My first option is the Big 4's in Canada and then other management consulting companies, if you will.


----------



## EVHB (Feb 11, 2008)

Is your current employer willing to sponsor you to come to Canada? That would be the easy route.


----------



## pjacobvarghese (Oct 8, 2015)

My present employer has requested me to search for vacancies, as appropriate, in the Canadian arm and shall supplement it by a 'recommendation'. 

Bottom line is that I need to scout the right opportunity and make the jump- Hope this makes sense.


----------



## vishal7 (Nov 13, 2015)

Does a Canadian employer get the LMIA approval prior to offering it to someone outside Canada? I mean if I am getting a job offer from a canadian company, will it surely have a positive LMIA backing it? The 600 points added due to an arranged employment with a poositive LMIA make a huge difference in the PR process as it would give a push to the overall score of an individual.

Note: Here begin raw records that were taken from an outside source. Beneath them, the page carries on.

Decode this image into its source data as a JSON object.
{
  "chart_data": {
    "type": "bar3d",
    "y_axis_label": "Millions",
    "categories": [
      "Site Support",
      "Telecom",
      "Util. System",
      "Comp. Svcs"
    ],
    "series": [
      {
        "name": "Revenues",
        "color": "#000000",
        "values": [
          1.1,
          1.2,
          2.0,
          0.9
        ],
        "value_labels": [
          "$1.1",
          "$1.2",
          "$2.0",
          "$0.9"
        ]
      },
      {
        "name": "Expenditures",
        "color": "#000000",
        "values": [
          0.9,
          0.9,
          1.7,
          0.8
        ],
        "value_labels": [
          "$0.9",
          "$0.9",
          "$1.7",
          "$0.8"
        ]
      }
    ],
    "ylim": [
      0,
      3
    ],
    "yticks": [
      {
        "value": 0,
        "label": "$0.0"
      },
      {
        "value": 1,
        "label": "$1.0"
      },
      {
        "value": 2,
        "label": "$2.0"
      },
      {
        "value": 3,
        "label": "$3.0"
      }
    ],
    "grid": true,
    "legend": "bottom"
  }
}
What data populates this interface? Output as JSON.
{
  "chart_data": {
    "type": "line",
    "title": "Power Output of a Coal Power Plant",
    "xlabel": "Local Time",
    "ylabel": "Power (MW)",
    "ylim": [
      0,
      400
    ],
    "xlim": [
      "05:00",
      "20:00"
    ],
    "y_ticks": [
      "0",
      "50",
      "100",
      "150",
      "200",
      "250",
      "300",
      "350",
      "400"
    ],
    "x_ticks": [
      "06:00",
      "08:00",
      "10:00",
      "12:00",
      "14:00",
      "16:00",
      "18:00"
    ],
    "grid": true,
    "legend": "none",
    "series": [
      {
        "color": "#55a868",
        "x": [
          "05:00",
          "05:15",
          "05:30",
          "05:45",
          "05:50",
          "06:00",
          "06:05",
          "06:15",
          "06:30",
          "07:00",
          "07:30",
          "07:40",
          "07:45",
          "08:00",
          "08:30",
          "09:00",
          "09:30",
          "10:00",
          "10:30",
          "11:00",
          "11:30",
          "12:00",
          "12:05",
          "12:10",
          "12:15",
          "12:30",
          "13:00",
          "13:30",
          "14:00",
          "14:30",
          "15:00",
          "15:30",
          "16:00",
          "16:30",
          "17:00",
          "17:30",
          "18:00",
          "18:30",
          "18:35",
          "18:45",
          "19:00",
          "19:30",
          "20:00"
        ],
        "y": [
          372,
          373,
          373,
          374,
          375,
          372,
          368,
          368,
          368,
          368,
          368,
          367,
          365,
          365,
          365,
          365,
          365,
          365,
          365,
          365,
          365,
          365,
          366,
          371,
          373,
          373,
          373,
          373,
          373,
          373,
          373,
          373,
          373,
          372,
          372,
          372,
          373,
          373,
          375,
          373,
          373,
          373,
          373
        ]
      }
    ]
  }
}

Does by any chance any canadian employer can offer a job to an individual outside Canada even without an LMIA???


----------



## WestCoastCanadianGirl (Mar 17, 2012)

Does a Canadian employer get the LMIA approval prior to offering it to someone outside Canada?
Yes. They cannot offer out the job to a foreign worker without it

I mean if I am getting a job offer from a canadian company, will it surely have a positive LMIA backing it? The 600 points added due to an arranged employment with a poositive LMIA make a huge difference in the PR process as it would give a push to the overall score of an individual.
It depends on whether or not the offer is _valid_ or not... there are fraudulent and deceptive migration agents/consultants/specialists out there who will claim that they have a job offer for you when, in actuality, they do not. If a migration agent/consultant says that they have a job for you in Canada, do not believe them - they're just after your hard earned ₹₹₹.


Does by any chance any canadian employer can offer a job to an individual outside Canada even without an LMIA???
No. They (the Canadian employer) has to ensure that Canadian citizens (and those non-Canadians who are in Canada with the proper authorization to work in Canada) are not deprived of the opportunity to apply for and take up the job on offer and the way that the Canadian government ensures this is by requiring that an LMIA has been undertaken before the job is offered to someone who is not a Canadian citizen/non-Canadian with the appropriate authority to work in Canada. 

This is a standard practice in many countries.


----------



## JT9688 (Jan 19, 2016)

pjacobvarghese said:


> How does the job you obtain qualify for the much-coveted '600' points?
> 
> Know it needs to be supported by LMIA- does that mean this position should have been advertised on a job portal (Monster and the likes) for circa 4 weeks or more. Is there also a cut-off on the salary threshold as well? Reckon it should also correspond to the nominated occupation if I am not mistaken.
> 
> ...



LMIAs are very difficult to get at the moment and only an employer is allowed to apply for an LMIA. You cannot pay for the LMIA the employer must pay for that. PNP has many different programs and it depends on the province you want to go to. 

Most of the PNP programs require settlement funds of $10,000 and $2000 per additional family member. There are opportunities but at the moment Canada is going through an economic downturn and it might be a little tough.

/SNIP/


----------